The task for Democratic ground-gamers was to goad the unlikelys out of their torpor and campaigners say Republican legislators and Gov. Rick Scott made that easy with the voting law they passed in 2011.
“The (voter roll) purges, the crackdown on early voting — all those things that were an attempt to make those voters even less likely to vote — those things really ticked people off,” says Gihan Perera, who runs the political nonprofit Florida New Majority. FNM staff and volunteers made calls and knocked on doors for Rodriguez, Sachs and other Democrats around the state.
“People don’t like to be erased.

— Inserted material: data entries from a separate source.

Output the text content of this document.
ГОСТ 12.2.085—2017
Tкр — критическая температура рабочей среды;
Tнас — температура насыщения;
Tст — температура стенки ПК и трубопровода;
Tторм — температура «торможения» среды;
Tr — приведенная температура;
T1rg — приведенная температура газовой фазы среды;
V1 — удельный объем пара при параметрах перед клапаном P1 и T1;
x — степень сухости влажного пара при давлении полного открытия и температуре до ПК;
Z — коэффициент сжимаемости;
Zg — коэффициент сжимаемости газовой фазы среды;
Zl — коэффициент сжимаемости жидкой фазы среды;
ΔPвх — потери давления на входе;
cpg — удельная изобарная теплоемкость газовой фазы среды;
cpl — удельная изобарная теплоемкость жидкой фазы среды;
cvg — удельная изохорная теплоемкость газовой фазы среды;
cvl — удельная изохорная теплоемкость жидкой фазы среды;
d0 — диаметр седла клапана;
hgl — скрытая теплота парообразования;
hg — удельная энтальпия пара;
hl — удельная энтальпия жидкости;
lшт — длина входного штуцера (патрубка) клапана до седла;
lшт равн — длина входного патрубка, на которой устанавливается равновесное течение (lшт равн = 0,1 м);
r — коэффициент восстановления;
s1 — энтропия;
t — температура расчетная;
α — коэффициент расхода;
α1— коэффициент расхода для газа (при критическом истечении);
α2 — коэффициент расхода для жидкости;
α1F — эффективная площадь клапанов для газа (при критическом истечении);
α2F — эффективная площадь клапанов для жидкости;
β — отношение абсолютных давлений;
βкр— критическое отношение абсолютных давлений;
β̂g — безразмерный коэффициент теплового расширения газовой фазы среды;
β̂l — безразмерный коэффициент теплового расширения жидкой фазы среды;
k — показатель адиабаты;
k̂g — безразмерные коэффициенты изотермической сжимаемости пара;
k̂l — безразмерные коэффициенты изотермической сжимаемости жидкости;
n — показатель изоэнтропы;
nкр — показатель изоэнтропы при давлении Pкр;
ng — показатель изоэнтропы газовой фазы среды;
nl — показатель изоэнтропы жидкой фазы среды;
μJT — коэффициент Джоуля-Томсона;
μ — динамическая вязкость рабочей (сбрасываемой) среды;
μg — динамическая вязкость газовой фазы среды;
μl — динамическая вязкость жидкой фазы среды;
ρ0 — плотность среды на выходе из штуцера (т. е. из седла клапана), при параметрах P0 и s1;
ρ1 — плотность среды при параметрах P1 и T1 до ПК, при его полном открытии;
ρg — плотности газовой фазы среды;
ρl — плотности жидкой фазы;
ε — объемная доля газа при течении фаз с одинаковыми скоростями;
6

Even if it was something they weren’t going to do, they don’t want the right to do it taken away,” Perera said.
FNM also contributed manpower and data to winning Democratic Senate candidates Dwight Bullard of Miami and Darren Soto of Orlando.
America Votes was unable to say whether the turnout of unlikely voters was unusual. Geise said there isn’t enough data from previous elections to run the statistical model it uses to separate likelys from unlikelys.
Prominent among the cohort of the unlikely were Latin voters under 50, who were particular targets of FNM’s campaign. In Rodriguez’s District 112, which comprises parts of Little Havana, Coconut Grove, Coral Gables and Key Biscayne, they had wearied of traditional Miami politics and dropped out, according to Perera. He thinks getting them re-engaged made Rodriguez’ win one of the most important victories of the campaign.
Rodriguez is headed for Tallahassee as a junior member of the out-of-power party. But he thinks all of those votes from the formerly jaded, apathetic and unlikely will make a difference in the capital.
“I think the character of the Legislature is not going to resemble the last two years,” Rodriguez said. “I think there’s going to be a lot of pushback on the governor than in the last two years.”